3 min read.Updated: 27 Nov 2020, 10:40 PM ISTLeroy Leo
The AstraZeneca vaccine is seen as a more important candidate for India due to lack of requirement of freezers
NEW DELHI: Controversy over AstraZeneca plc's covid-19 vaccine clinical trial may allow Serum Institute of India to only receive regulatory clearance for its full-dose regimen which had 62% efficacy, but that may still help India and other resource-constrained countries combat the pandemic.
Serum Institute is manufacturing up to one billion doses of the vaccine, which has been jointly developed by AstraZeneca and University of Oxford. The Pune-based firm will market the vaccine under its brand Covishield after receiving regulatory approval.
“You may have a vaccine of 95% efficacy but you can give it to less than 50% of people who should be getting it, then that’s no good. But if you have a 60-70% efficacious vaccine that you are able to give to 90% of the people who should be getting it, it can have the same or better effect. We are so focussed on efficacy based on press releases, that we think that anything less than 90-95% is no good. But that’s not true," said Shahid Jameel, chief executive officer of The Wellcome Trust and DBT India Alliance.
Jameel said that the headline numbers in press releases have created unnecessary expectations among and competition between vaccines.
Despite the relatively stronger success of Moderna’s and Pfizer’s vaccine candidates, each of which had shown about 95% efficacy, the AstraZeneca vaccine had been considered a more important candidate due to the lack of requirement of freezers. Moderna’s and Pfizer’s mRNA vaccine candidates require -70 and -20 degree Celsius, while AstraZeneca’s vaccine needs simple refrigeration in the range of 2 to 8 degree Celsius.
The temperature factor is an important one for India, where frequent power cuts and lack of freezers make distribution, especially in rural areas, a major challenge, say experts.
Another major factor in favour Astrazeneca’s vaccine is the cost, which at about $3 per dose in COVAX, is a fraction of the cost of Moderna’s and Pfizer’s candidates, making the shots more affordable for governments, especially those of developing countries like India.

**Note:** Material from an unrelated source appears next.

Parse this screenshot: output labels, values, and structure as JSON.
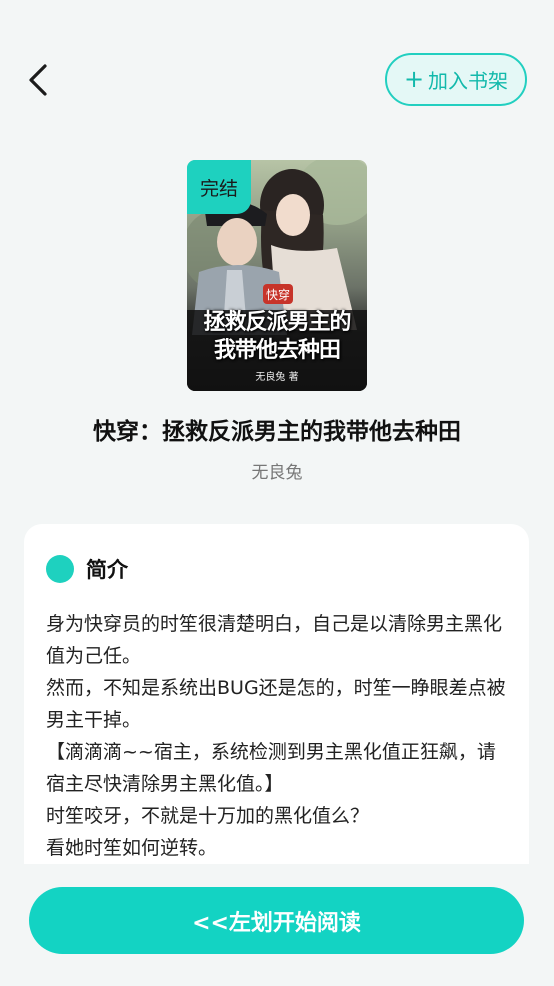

However, after the initial euphoria of AstraZeneca’s interim results on Monday, there has been scathing criticism about the British drugmaker and Oxford for failing to disclose enough data from its clinical trial.
On Monday, AstraZeneca and Oxford on Monday announced that an initial analysis of trials in the UK and Brazil showed it was on an average 70.4% effective in preventing covid-19. However, the researchers had tested the two dosing regimens, of which the vaccine was 90% effective when a lower dose regimen was used--half a dose was given first, followed by a full dose a month later.

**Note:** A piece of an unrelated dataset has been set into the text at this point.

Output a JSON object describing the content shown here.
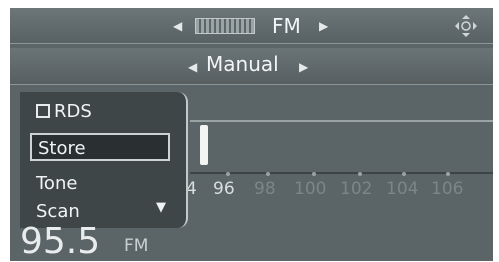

The efficacy rate dropped to 62% when two full doses were given one month apart.
AstraZeneca’s management has called the strong efficacy data that resulted from the error as “serendipity", especially because the efficacy rate was 62% when two full doses were given to participants.

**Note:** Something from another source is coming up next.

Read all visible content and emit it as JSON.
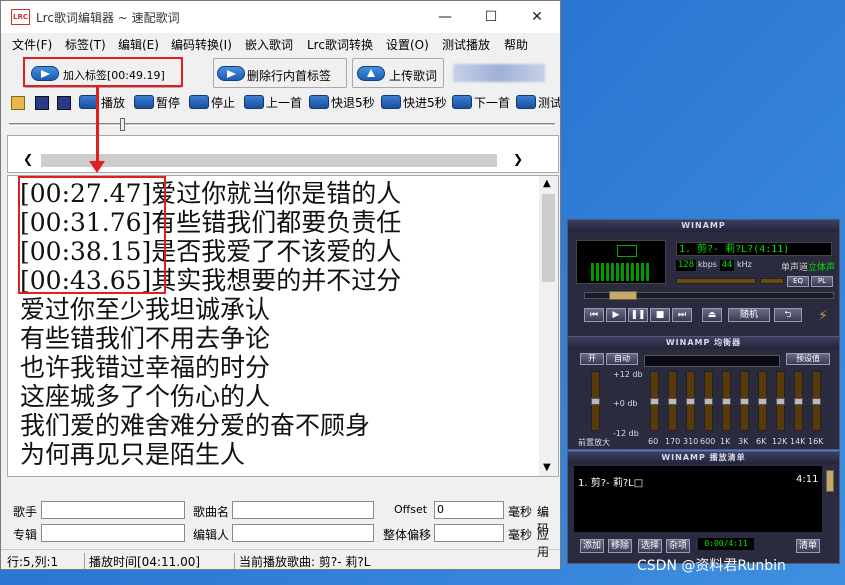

Experts expressed skepticism about the vaccine’s 90% effectiveness in participants who were accidentally given a lower dose than intended. The lower dose has been tested on about one-fourth the total participants that the full dose was tried.
“Serendipity has its uses but (it) would be good to know more about what happened and why. Evaluating dosing and intervals is a key part of vaccine development, (and it) should not be by accident," Gagandeep Kang, professor at Vellore’s Christian Medical College (CMC), had tweeted on Wednesday.
Serum Institute itself is conducting a phase 2 and 3 bridging study for Covishield and expects the trial to complete in December. The company was planning to launch the vaccine in January after receiving approval by the end of this year.
However, Kang expects that the world’s largest vaccine manufacturer may be unable to approach the Drug Controller General of India with the 90% efficacy data that was achieved by AstraZeneca for the vaccine, when the first dose was half of the regular final dose, but can ask for an equivalent of emergency use authorisation based on the 62% efficacy, Kang said in another tweet.